Depois que recuperou o fôlego e passou o susto, Mourão perguntou
o que ele estava fazendo ali àquela hora. Zé então lhe contou que
estava trazendo a carroça que ele havia comprado. Seu Mourão
deu uma volta em torno da carroça que estava muito enlameada e
disse: — Você deve tá é ficando doido, eu não me lembro de ter
comprado nada seu, muito menos carroça. E não sei se vou ficar
com o que sobrou desse seu arado carrocil.
Zé foi ao céu e voltou, não acreditava no que estava acontecendo.
Ficou ali parado sem saber o que fazer, pois o fazendeiro
não era dos mais mansos e ainda tinha como aliado o tal Saddam.
Mourão falou para Zé apear e entrar para tomar um pouco de
água, dizendo que não se lembrava de ter comprado a carroça dele.
Então, Zé da Égua lhe refrescou a memória explicando onde foi
que conversaram e quem era a testemunha da catira. Seu Mourão,
para não desonrar a palavra, concordou em ficar com a carroça.
Mas disse que pela manhã ia olhar direitinho para ver se estava tudo
conforme a informação, pois a noite estava escura e não dava para
ver nada. Disse que no primeiro dia que fosse ao arraial de Pimenta
lhe procuraria para acertar a dívida, desde que a testemunha lhe
afirmasse que realmente havia comprado a carroça dele.

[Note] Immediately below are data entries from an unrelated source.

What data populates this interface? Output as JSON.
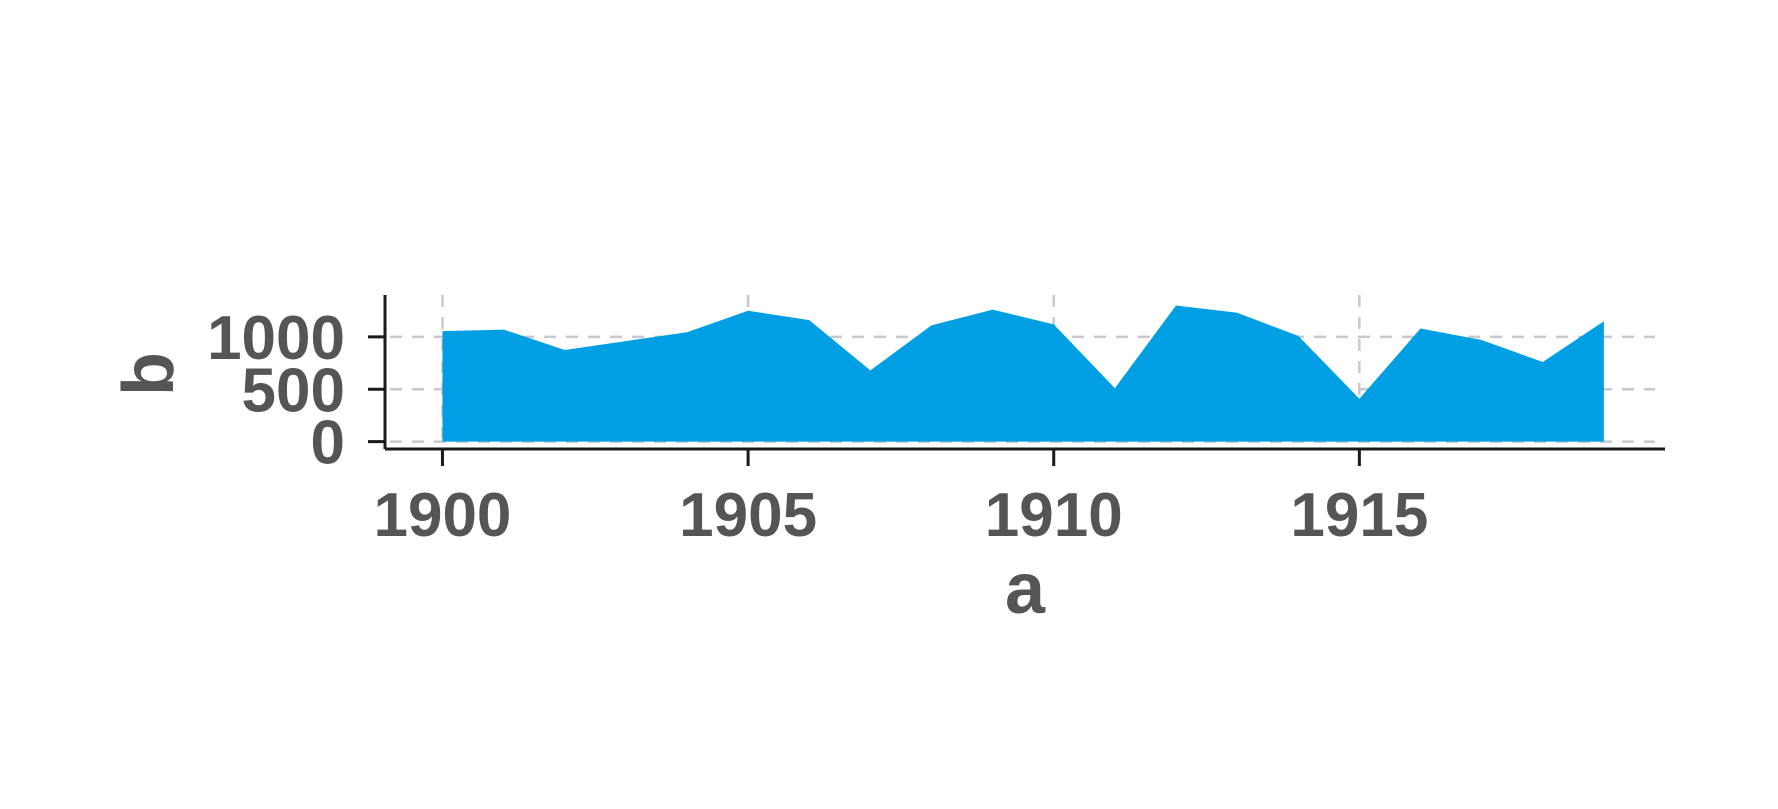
{
  "chart_data": {
    "type": "area",
    "xlabel": "a",
    "ylabel": "b",
    "x": [
      1900,
      1901,
      1902,
      1903,
      1904,
      1905,
      1906,
      1907,
      1908,
      1909,
      1910,
      1911,
      1912,
      1913,
      1914,
      1915,
      1916,
      1917,
      1918,
      1919
    ],
    "series": [
      {
        "values": [
          1055,
          1070,
          875,
          960,
          1045,
          1250,
          1160,
          680,
          1110,
          1260,
          1120,
          510,
          1300,
          1230,
          1010,
          410,
          1080,
          970,
          760,
          1150
        ],
        "color": "#009fe3"
      }
    ],
    "xticks": [
      1900,
      1905,
      1910,
      1915
    ],
    "yticks": [
      0,
      500,
      1000
    ],
    "xtick_labels": [
      "1900",
      "1905",
      "1910",
      "1915"
    ],
    "ytick_labels": [
      "0",
      "500",
      "1000"
    ],
    "xlim": [
      1899.06,
      1920.0
    ],
    "ylim": [
      -70,
      1400
    ],
    "grid": true,
    "grid_style": "dashed",
    "grid_color": "#c8c8d0",
    "axis_color": "#1a1a1a",
    "text_color": "#555555"
  }
}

Só restou ao Zé da égua pegar o caminho de casa debaixo de
uma chuva fina. Pelo menos ficara livre da maldita carroça, ou
assim pensava.
Pode acreditar que é fato acontecido, há várias testemunhas
que sabem desse causo cômico ocorrido no arraial de Pimenta.
Só não sei se o compadre Mourão pagou a tal carroça para Zé.
Não é só burro que puxa carroça, dependendo da miséria alguns
passam por esse papelão.
Mesmo depois que entrou para a empresa, ainda fazia umas
catiras danadas de interessantes. Nunca levava prejuízo segundo
ele. Quando dois catireiros “velhacos” fazem um bom negócio,
o governo, o vizinho, ou quem está assistindo sai perdendo.